Implementations of the Event Service are also available from several ORB vendors. Visigenic packages their EventChannel implementations in shared libraries so that they can be can be managed within either the supplier or consumer processes. This may also allow for specialization. The Iona implementation is packaged as a separate standalone executable.

Specialization is motivated by the ability to perform "source filtering" of event notifications, suppressing them within the object before they become ORB invocations. With large numbers of objects, this becomes critical to achieving adequate performance. Currently, we support filtering based on event type (read, modify, delete, conflict_detected, etc.). In the future, we expect to add filtering based on object attribute values and cumulative trends (e.g. notify me when the temperature attribute of this object has changed by more than 10 degrees). Our "homebrew" trigger interfaces currently allow for these capabilities.

Our current plan is to specialize the EventChannel interface. Clients using the standard interface will be given default filtering characteristics (e.g. only update and delete events, with no value constraints). Clients using our specialized interfaces will be able to exert finer control.

An alternative implementation option not requiring specialization would be to use delegation to associate an EventChannel within the standard Event Service with each object. This is impractical as it doubles the number of objects, significantly increases the time to set triggers (which are often done on many objects at once using looped invocations within the server), and requires that the EventChannel objects be maintained as the corresponding JTF ATD objects are created and deleted.

We expect to reimplement the Event Service where necessary to provide our own specialization of it. Unfortunately, we won't generally be able to inherit/reuse code from the existing commercial implementations.
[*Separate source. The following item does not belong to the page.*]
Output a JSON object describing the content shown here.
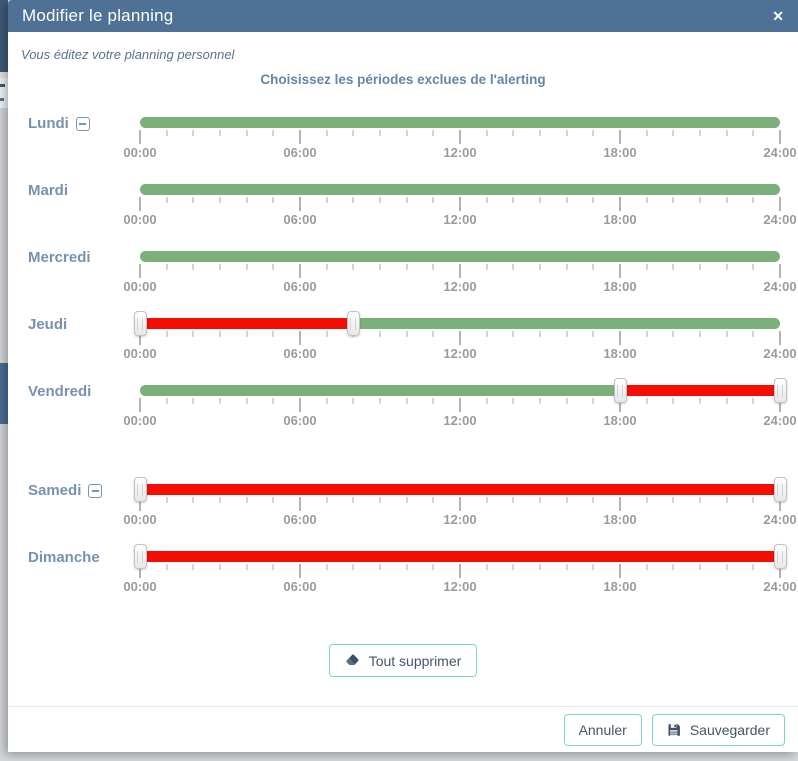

This will also preclude the use of special implementation features, such as the IP multicast delivery facilities provided by OrbixTalk.


It's difficult to accurately predict in advance which servers are likely to be specialized, and often expensive to retrofit reuse. Fortunately, it's easy to allow for reuse from the beginning, by exposing implementation classes, documenting assumptions and dependencies, and packaging implementations in libraries. I recommend that CORBA developers design and package all of their servers so that they can be easily specialized.

About the Author

Mike Dean is a Division Computer Scientist at BBN Technologies and Chief Programmer of the DARPA Joint Task Force Advanced Technology Demonstration (JTF ATD), which is developing a CORBA-based architecture and infrastructure for use in DARPA and other DoD organizations. His JTF ATD development work includes the Plan Server, the Unified Trigger Architecture, and the nightly build process. Previously, he was one of the principal developers of the Cronus/Corbus distributed computing environment, an object-oriented distributed computing infrastructure that predates CORBA. He received a B.S. from Stanford University in 1982.